When it comes to commercial and warehouse lighting, choosing the correct light fittings for the right location is key. Generally, this area of application is about getting an even spread of light within the minimum disruption to the customer. The long time of LED is perfect for this as maintenance isn’t such a problem. Depending on what is carried out in the application depends on the level of light, generally, mounting heights can be quite high so we need to look at beam angles and light output to create a good level of light in accordance with CIBSE guidelines.

Avoid Glare

Glare can cause accidents, such as with forklift drivers, so it’s important to keep in mind when choosing lights. Reflectors and shades on the fittings can provide a solution to this problem.
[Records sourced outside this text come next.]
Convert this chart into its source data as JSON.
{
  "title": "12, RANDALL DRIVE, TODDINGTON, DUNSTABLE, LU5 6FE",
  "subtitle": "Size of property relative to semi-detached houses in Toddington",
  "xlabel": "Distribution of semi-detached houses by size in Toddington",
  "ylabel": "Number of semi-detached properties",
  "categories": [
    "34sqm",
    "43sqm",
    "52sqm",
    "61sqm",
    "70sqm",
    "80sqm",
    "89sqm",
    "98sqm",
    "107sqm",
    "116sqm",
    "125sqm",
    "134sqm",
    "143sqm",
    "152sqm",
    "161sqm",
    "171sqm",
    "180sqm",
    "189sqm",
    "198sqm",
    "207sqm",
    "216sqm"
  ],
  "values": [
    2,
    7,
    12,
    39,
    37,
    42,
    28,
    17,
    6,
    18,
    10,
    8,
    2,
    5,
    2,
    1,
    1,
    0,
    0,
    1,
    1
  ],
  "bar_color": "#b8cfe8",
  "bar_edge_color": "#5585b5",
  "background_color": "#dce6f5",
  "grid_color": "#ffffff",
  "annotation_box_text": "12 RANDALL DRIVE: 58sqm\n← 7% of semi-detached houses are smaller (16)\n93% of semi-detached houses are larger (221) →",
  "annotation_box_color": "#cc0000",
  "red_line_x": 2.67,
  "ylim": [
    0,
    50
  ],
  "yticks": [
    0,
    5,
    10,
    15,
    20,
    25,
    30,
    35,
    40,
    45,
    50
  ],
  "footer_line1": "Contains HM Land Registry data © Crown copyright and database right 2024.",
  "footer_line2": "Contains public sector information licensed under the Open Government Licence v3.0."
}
Think about colour temperature

It’s important to think about colour temperature because it can and will make a huge impact on visibility and productivity. Colour temperatures between 4000K and 5000K are the best choice for warehouses. These colour temperatures will give a comfortable white colour, which is a good option for spaces where staff are working for long periods of time under artificial light. Think of the CRI (Colour Rending Index), a high CRI of 85 or above is good for a warehouse environment.

Use of control options

Controls such as presence sensors and daylight harvesting can cut down on overall costs by reducing the amount of light being wasted. Lighting controls are becoming a regular feature for warehouse lighting schemes. If there is no one in an aisle/area, then the lighting will automatically drop to a lower level or turn off completely.

Position of the fittings

The spacing of your light fittings is essential as you could end up over or under illuminating your space. If they are positioned too close together, you’ll experience hot spots and/or glare where the light from one fixture overlaps with the next. On the other hand, if they are positioned too far apart, you’ll get dark areas.

Think emergency

Having emergency lighting in warehouses and industrial environments is a legal requirement.

Beware of the stroboscopic effect

When using lighting over moving machinery in a workshop, warehouse etc, you need to have flicker free lighting, as if not this can make moving parts on the machinery look like they are off. The stroboscopic effect causes moving objects to appear stationary when viewed in discrete series of short or instantaneous samples as distinct from a continuous view.